Committee Members: Burdick, Joel Wakeman; Yue, Yisong; Ames, Aaron D.; Culbertson, Preston
Option: Computing and Mathematical Sciences
DOI: 10.7907/10aa-vg70
Abstract
Learning-based methods have achieved remarkable performance in robotic control, yet providing formal guarantees for learned controllers remains an open challenge. The central question motivating this work is how control-theoretic structure can serve as an inductive bias for learning, producing controllers that are both flexible and certifiable.
The key insight is that global properties such as stability and safety reduce to pointwise conditions that neural networks can learn to satisfy. A Lyapunov function certifies stability through a condition that must hold at every state in a region; a barrier function certifies safety through a condition that must hold throughout the safe set. Rather than optimizing over expensive trajectory rollouts, one can sample states and penalize violations of these pointwise conditions. If the conditions are satisfied throughout the relevant region of state space, the global guarantee follows.

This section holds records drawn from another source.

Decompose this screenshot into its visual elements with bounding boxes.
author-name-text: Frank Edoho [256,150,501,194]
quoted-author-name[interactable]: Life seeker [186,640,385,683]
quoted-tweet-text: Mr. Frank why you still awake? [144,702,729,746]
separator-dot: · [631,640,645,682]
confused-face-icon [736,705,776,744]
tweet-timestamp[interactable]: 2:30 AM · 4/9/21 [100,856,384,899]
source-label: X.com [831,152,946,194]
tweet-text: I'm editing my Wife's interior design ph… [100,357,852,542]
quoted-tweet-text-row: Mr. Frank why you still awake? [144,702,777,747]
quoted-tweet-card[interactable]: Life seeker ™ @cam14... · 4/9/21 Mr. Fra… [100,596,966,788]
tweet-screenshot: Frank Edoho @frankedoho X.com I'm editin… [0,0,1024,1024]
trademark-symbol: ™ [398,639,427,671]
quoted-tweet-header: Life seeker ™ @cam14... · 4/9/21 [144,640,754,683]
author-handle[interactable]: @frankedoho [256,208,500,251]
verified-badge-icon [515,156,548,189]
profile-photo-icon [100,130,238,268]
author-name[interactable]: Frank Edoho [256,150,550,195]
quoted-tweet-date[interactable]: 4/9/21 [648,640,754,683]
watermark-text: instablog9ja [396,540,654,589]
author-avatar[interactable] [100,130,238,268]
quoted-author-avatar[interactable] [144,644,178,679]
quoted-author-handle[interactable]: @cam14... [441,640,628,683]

Three complementary strategies are developed for integrating control structure with learning: training on pointwise certificate conditions, learning inputs to structured controllers that provide guarantees conditional on quantities like uncertainty estimates, and enforcing structure architecturally so that desired properties hold by construction. These strategies are validated on neural ordinary differential equations for certified stability and safety, stereo vision systems that learn perception uncertainty for safe quadruped navigation, and Koopman operator learning with guaranteed linear latent dynamics for predictive control of floating platforms.

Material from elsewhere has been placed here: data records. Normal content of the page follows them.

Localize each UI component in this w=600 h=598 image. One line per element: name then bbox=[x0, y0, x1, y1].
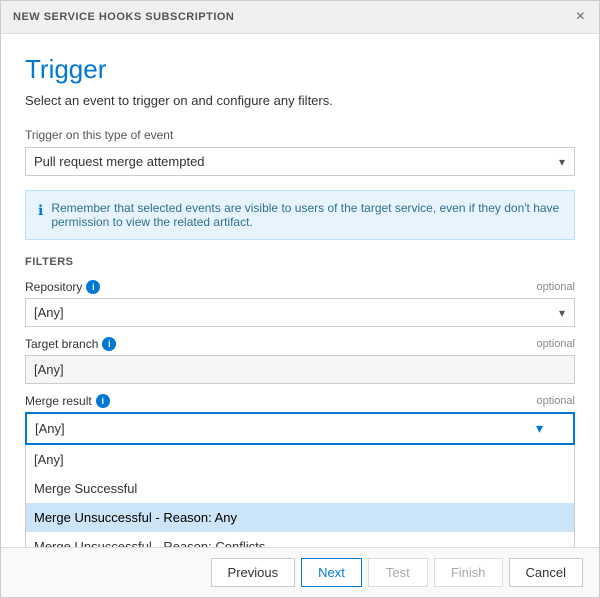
merge-result-label: Merge result i bbox=[25, 394, 110, 408]
merge-result-option-conflicts[interactable]: Merge Unsuccessful - Reason: Conflicts bbox=[26, 532, 574, 547]
merge-result-dropdown-list: [Any] Merge Successful Merge Unsuccessfu… bbox=[25, 445, 575, 547]
merge-result-optional: optional bbox=[536, 395, 575, 407]
target-branch-filter-row: Target branch i optional bbox=[25, 337, 575, 351]
previous-button[interactable]: Previous bbox=[211, 558, 296, 587]
next-button[interactable]: Next bbox=[301, 558, 362, 587]
dialog-titlebar: NEW SERVICE HOOKS SUBSCRIPTION × bbox=[1, 1, 599, 34]
test-button[interactable]: Test bbox=[368, 558, 428, 587]
merge-result-option-merge-successful[interactable]: Merge Successful bbox=[26, 474, 574, 503]
repository-select-wrapper: [Any] ▾ bbox=[25, 298, 575, 327]
trigger-label: Trigger on this type of event bbox=[25, 128, 575, 142]
finish-button[interactable]: Finish bbox=[434, 558, 503, 587]
merge-result-dropdown[interactable]: [Any] ▾ [Any] Merge Successful Merge Uns… bbox=[25, 412, 575, 547]
merge-result-info-icon: i bbox=[96, 394, 110, 408]
filters-heading: FILTERS bbox=[25, 256, 575, 268]
target-branch-value: [Any] bbox=[25, 355, 575, 384]
page-subtitle: Select an event to trigger on and config… bbox=[25, 93, 575, 108]
target-branch-label: Target branch i bbox=[25, 337, 116, 351]
chevron-down-icon: ▾ bbox=[536, 420, 543, 437]
trigger-select-wrapper: Pull request merge attempted Code pushed… bbox=[25, 147, 575, 176]
info-icon: ℹ bbox=[38, 202, 43, 219]
repository-label: Repository i bbox=[25, 280, 100, 294]
target-branch-optional: optional bbox=[536, 338, 575, 350]
dialog-body: Trigger Select an event to trigger on an… bbox=[1, 34, 599, 547]
info-message: Remember that selected events are visibl… bbox=[51, 201, 562, 229]
trigger-field-group: Trigger on this type of event Pull reque… bbox=[25, 128, 575, 176]
merge-result-selected-value: [Any] bbox=[35, 421, 65, 436]
repository-optional: optional bbox=[536, 281, 575, 293]
dialog: NEW SERVICE HOOKS SUBSCRIPTION × Trigger… bbox=[0, 0, 600, 598]
merge-result-filter-row: Merge result i optional bbox=[25, 394, 575, 408]
merge-result-option-any[interactable]: [Any] bbox=[26, 445, 574, 474]
merge-result-option-unsuccessful-any[interactable]: Merge Unsuccessful - Reason: Any bbox=[26, 503, 574, 532]
repository-info-icon: i bbox=[86, 280, 100, 294]
cancel-button[interactable]: Cancel bbox=[509, 558, 583, 587]
info-box: ℹ Remember that selected events are visi… bbox=[25, 190, 575, 240]
repository-filter-row: Repository i optional bbox=[25, 280, 575, 294]
page-title: Trigger bbox=[25, 54, 575, 85]
dialog-footer: Previous Next Test Finish Cancel bbox=[1, 547, 599, 597]
merge-result-selected[interactable]: [Any] ▾ bbox=[25, 412, 575, 445]
trigger-select[interactable]: Pull request merge attempted Code pushed… bbox=[25, 147, 575, 176]
dialog-title: NEW SERVICE HOOKS SUBSCRIPTION bbox=[13, 11, 234, 23]
repository-select[interactable]: [Any] bbox=[25, 298, 575, 327]
close-button[interactable]: × bbox=[574, 9, 587, 25]
target-branch-info-icon: i bbox=[102, 337, 116, 351]
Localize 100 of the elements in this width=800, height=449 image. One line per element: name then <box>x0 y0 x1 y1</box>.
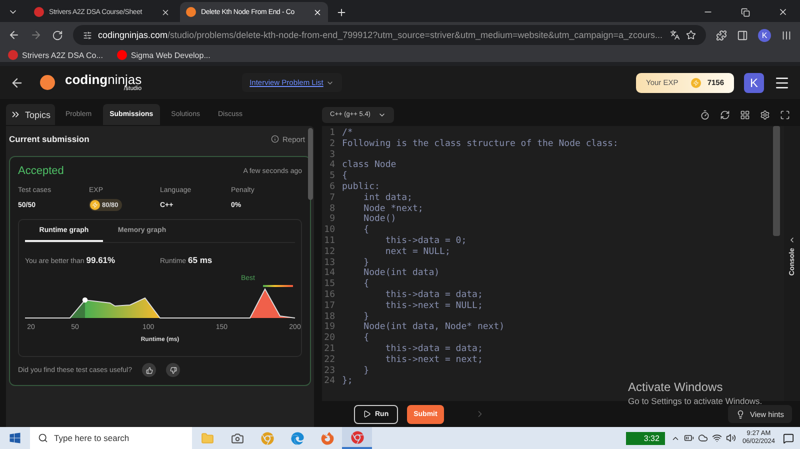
line-number: 15 <box>323 279 336 290</box>
thumbs-up-icon <box>146 366 153 374</box>
timer-icon[interactable] <box>700 110 710 120</box>
code-line: { <box>362 333 370 344</box>
code-line: Node(int data) <box>362 268 440 279</box>
coin-icon <box>691 78 702 88</box>
fullscreen-icon[interactable] <box>780 110 790 120</box>
line-number: 3 <box>328 150 336 160</box>
restore-icon[interactable] <box>741 8 750 17</box>
line-number: 13 <box>323 258 336 268</box>
line-number: 22 <box>323 354 336 366</box>
panel-title: Current submission <box>9 134 90 144</box>
line-number: 5 <box>328 171 336 182</box>
cloud-icon[interactable] <box>698 433 708 443</box>
code-line: Node *next; <box>362 204 424 214</box>
code-line: next = NULL; <box>384 246 450 258</box>
volume-icon[interactable] <box>726 433 736 443</box>
line-number: 4 <box>328 160 336 172</box>
line-number: 1 <box>328 128 336 139</box>
reload-icon[interactable] <box>52 30 63 40</box>
back-icon[interactable] <box>8 29 20 41</box>
code-line: this->next = NULL; <box>384 300 483 312</box>
taskbar-search-field[interactable]: Type here to search <box>30 427 192 449</box>
menu-icon[interactable] <box>774 74 790 90</box>
wifi-icon[interactable] <box>712 433 722 443</box>
scrollbar <box>308 128 313 200</box>
user-avatar[interactable]: K <box>744 72 764 92</box>
code-line: Node() <box>362 214 396 225</box>
chevrons-icon <box>10 109 21 120</box>
line-number: 2 <box>328 138 336 150</box>
extensions-icon[interactable] <box>716 30 727 40</box>
info-icon <box>271 135 280 143</box>
thumbs-down-icon <box>170 366 177 374</box>
code-line: } <box>362 366 370 376</box>
code-line: this->data = 0; <box>384 236 467 247</box>
settings-icon[interactable] <box>760 110 770 120</box>
favicon-icon <box>186 7 196 17</box>
line-number: 23 <box>323 366 336 376</box>
back-icon[interactable] <box>10 76 24 90</box>
code-line: } <box>362 258 370 268</box>
play-icon <box>363 410 371 418</box>
line-number: 24 <box>323 376 336 388</box>
line-number: 9 <box>328 214 336 225</box>
line-number: 16 <box>323 290 336 301</box>
chevron-left-icon <box>788 236 796 244</box>
layout-icon[interactable] <box>740 110 750 120</box>
coin-icon <box>90 200 100 210</box>
line-number: 12 <box>323 246 336 258</box>
code-line: }; <box>342 376 353 388</box>
reset-icon[interactable] <box>720 110 730 120</box>
translate-icon[interactable] <box>670 30 680 40</box>
code-line: { <box>342 171 348 182</box>
battery-icon[interactable] <box>684 433 694 443</box>
notifications-icon[interactable] <box>783 432 794 444</box>
code-line: Following is the class structure of the Node class: <box>342 138 618 150</box>
code-line: int data; <box>362 192 412 204</box>
code-line: class Node <box>342 160 396 171</box>
new-tab-icon[interactable] <box>336 7 347 18</box>
line-number: 10 <box>323 225 336 236</box>
battery-indicator: 3:32 <box>626 432 666 444</box>
browser-icon[interactable] <box>342 427 372 449</box>
line-number: 17 <box>323 300 336 312</box>
forward-icon[interactable] <box>30 29 42 41</box>
activation-title: Activate Windows <box>628 380 724 394</box>
code-line: } <box>362 312 370 322</box>
activation-message: Go to Settings to activate Windows. <box>628 396 762 406</box>
code-line: Node(int data, Node* next) <box>362 322 505 333</box>
code-line: { <box>362 279 370 290</box>
bookmark[interactable]: Sigma Web Develop... <box>116 50 210 60</box>
code-line: this->data = data; <box>384 344 483 355</box>
code-line: { <box>362 225 370 236</box>
search-icon <box>38 433 48 443</box>
close-icon[interactable] <box>161 8 170 16</box>
code-line: public: <box>342 182 380 193</box>
close-icon[interactable] <box>778 7 788 17</box>
thumbs-down-button[interactable] <box>166 363 180 377</box>
code-line: this->data = data; <box>384 290 483 301</box>
line-number: 14 <box>323 268 336 280</box>
code-line: /* <box>342 128 353 139</box>
line-number: 8 <box>328 204 336 214</box>
code-line: this->next = next; <box>384 354 483 366</box>
line-number: 6 <box>328 182 336 193</box>
profile-avatar[interactable]: K <box>758 28 771 42</box>
bookmark[interactable]: Strivers A2Z DSA Co... <box>8 50 103 60</box>
site-info-icon[interactable] <box>83 30 92 40</box>
line-number: 20 <box>323 333 336 344</box>
line-number: 7 <box>328 192 336 204</box>
side-panel-icon[interactable] <box>737 30 748 40</box>
line-number: 11 <box>323 236 336 247</box>
thumbs-up-button[interactable] <box>142 363 156 377</box>
menu-icon[interactable] <box>781 30 792 40</box>
topics-button[interactable]: Topics <box>6 104 55 125</box>
bookmark-star-icon[interactable] <box>686 30 696 40</box>
address-field[interactable]: codingninjas.com/studio/problems/delete-kth-node-from-end_799912?utm_source=striver&utm_medium=website&utm_campaign=a_zcours... <box>73 25 706 45</box>
logo-icon <box>40 75 55 90</box>
line-number: 21 <box>323 344 336 355</box>
lightbulb-icon <box>736 410 745 418</box>
line-number: 19 <box>323 322 336 333</box>
status-text: Accepted <box>18 165 64 177</box>
favicon-icon <box>34 7 44 17</box>
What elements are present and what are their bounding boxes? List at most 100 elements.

The primary application domain is underactuated legged locomotion. Zero dynamics, the residual dynamics that remain when controlled outputs have been driven to zero, provide a framework for coordinating actuated degrees of freedom with passive dynamics. A zero dynamics policy is a learned mapping from unactuated to actuated states that defines a stable invariant manifold. Theoretical results establish existence of such policies for locally controllable systems and prove that manifold stability implies full-state stability. Hardware experiments on a bipedal walker and a hopping robot validate these results: the hopper achieves over three thousand hops across stairs, ramps, and narrow bridges with robust disturbance rejection. These experiments demonstrate that control-theoretic structure and neural network learning can be combined to achieve both formal guarantees and robust physical performance.